Он уронил свою растрёпанную голову на руки и свирепо застонал.

Гаврюшка бросил вилку и, поражённый странной скорбью отца, неожиданно засмеялся. Мать поднялась, с отвращением фыркнула и поплыла к двери.

— Глаза бы на тебя, потерянного, не глядели… Гавря! Иди уроки учи! Отец тебя на добро не наставит.

Матвей Егорыч вдруг встал и спокойно, но властно сказал:

— Марфа! Что я говорю? Исполняй!

К моему удивлению, Марфа Игнатьевна необычно юрко повернулась и с трусливой улыбкой забормотала:

— Матвей Егорыч, родненький! Садись, не надрывай сердца-то! Господи, как бы опять беда тебя не посетила…

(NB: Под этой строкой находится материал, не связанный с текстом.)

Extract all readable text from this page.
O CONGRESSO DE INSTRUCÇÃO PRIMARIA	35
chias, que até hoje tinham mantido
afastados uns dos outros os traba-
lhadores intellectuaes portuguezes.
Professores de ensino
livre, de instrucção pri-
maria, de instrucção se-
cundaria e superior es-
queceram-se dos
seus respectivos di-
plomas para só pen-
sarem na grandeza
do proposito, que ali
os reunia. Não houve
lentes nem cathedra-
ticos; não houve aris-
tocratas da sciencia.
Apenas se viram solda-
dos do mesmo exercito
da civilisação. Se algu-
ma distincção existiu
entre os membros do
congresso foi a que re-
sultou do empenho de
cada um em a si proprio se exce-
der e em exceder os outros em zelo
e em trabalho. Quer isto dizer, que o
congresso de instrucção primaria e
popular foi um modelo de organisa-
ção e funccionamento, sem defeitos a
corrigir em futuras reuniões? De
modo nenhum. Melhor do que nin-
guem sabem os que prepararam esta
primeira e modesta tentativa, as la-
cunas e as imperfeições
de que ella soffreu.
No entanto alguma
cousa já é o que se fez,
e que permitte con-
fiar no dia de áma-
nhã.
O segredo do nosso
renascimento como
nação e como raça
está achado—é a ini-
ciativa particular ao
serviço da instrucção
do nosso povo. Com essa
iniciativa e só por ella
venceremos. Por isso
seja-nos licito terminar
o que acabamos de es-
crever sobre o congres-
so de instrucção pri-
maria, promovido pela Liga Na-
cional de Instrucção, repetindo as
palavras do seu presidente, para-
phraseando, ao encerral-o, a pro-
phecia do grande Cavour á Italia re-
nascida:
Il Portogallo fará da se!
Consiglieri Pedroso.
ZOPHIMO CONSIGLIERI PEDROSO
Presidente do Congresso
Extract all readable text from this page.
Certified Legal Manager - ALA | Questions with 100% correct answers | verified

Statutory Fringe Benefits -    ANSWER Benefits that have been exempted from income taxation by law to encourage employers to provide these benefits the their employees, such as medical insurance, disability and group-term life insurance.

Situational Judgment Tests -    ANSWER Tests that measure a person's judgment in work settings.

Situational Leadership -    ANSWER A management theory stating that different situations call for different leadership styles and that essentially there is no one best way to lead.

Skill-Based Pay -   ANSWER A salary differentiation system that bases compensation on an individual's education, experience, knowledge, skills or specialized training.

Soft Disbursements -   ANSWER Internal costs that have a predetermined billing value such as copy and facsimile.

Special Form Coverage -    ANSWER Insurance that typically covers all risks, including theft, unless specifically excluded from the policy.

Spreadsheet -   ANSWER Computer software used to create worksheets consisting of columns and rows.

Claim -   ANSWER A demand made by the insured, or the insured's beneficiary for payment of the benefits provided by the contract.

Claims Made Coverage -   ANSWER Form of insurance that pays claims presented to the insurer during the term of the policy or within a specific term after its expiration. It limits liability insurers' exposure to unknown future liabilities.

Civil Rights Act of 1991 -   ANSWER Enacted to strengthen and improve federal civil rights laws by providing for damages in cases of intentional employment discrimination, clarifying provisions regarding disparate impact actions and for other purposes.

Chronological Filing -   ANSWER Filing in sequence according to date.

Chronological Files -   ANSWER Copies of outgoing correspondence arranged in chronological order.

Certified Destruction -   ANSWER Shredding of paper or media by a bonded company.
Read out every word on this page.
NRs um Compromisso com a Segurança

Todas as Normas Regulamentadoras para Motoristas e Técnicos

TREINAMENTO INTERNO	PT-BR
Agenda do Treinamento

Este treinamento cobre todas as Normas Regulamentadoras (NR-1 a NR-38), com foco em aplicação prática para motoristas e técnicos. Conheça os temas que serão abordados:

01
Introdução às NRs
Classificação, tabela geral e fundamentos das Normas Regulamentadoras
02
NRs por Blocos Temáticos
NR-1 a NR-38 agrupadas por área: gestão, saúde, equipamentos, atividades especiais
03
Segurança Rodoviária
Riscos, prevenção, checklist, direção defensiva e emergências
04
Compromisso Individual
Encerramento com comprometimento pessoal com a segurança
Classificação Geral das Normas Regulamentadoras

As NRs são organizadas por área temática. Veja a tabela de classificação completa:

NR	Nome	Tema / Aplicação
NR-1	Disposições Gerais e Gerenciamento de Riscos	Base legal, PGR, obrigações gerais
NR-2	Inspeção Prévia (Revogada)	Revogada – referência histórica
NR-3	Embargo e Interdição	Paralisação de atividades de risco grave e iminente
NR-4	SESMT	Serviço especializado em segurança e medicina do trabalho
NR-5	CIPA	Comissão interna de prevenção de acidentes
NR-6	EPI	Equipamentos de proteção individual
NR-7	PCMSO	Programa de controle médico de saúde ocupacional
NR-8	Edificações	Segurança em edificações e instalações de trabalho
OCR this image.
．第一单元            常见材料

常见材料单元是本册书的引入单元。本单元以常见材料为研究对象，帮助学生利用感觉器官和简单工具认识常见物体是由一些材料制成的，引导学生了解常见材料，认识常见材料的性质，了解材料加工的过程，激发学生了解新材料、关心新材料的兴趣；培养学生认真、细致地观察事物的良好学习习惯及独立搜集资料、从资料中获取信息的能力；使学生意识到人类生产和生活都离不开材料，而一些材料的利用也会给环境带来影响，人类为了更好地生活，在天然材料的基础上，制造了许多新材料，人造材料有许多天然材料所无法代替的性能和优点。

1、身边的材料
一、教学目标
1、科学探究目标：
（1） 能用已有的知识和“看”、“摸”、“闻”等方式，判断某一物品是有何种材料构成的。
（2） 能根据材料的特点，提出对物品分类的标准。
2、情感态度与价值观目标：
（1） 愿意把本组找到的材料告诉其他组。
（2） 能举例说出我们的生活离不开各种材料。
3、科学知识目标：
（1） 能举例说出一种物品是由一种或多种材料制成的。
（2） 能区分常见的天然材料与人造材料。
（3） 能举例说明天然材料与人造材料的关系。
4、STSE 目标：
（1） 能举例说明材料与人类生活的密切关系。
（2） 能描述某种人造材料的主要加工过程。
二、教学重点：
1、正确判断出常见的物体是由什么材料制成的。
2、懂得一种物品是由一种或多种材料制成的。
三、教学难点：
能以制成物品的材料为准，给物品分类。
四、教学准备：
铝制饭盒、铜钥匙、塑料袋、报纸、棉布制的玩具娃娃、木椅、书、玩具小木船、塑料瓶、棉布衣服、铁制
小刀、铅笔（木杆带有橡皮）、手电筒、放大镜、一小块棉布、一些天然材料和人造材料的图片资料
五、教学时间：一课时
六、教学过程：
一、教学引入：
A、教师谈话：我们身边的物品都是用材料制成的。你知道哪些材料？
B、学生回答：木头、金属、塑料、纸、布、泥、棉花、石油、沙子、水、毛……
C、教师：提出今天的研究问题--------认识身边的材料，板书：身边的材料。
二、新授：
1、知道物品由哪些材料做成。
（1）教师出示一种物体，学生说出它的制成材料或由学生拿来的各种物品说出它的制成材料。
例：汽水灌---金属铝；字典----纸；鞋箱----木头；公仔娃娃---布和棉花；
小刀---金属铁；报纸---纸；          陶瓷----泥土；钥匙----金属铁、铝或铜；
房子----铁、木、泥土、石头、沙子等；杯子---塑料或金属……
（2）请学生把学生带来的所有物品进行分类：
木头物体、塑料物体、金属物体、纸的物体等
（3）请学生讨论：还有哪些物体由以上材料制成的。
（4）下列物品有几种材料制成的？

Гаврюшка сидел, застывший и бледный, словно оглушил его какой-то внезапный удар. А Матвей Егорыч стоял, потрясённый, и тяжело дышал. Лицо его исказилось болью, борода дрожала, но он улыбался.

— Да, Гаврило… ржёшь надо мной. Смейся! Смеётся и Мария, а Марфа расфуфырилась. Ни Стеньки, ни персиянки! У вас с людёнком — сокровища. Где сокровища? На разбитом корабле… на разбитой барже! А там только — хлам, тлен, гнилушки!..

Он медленно сел, озираясь, жуткий, но кроткий, похожий на безумного. Я встал и опрометью выбежал на двор. Так я и не полакомился янтарно-вкусным куском судака у Гаврюшки.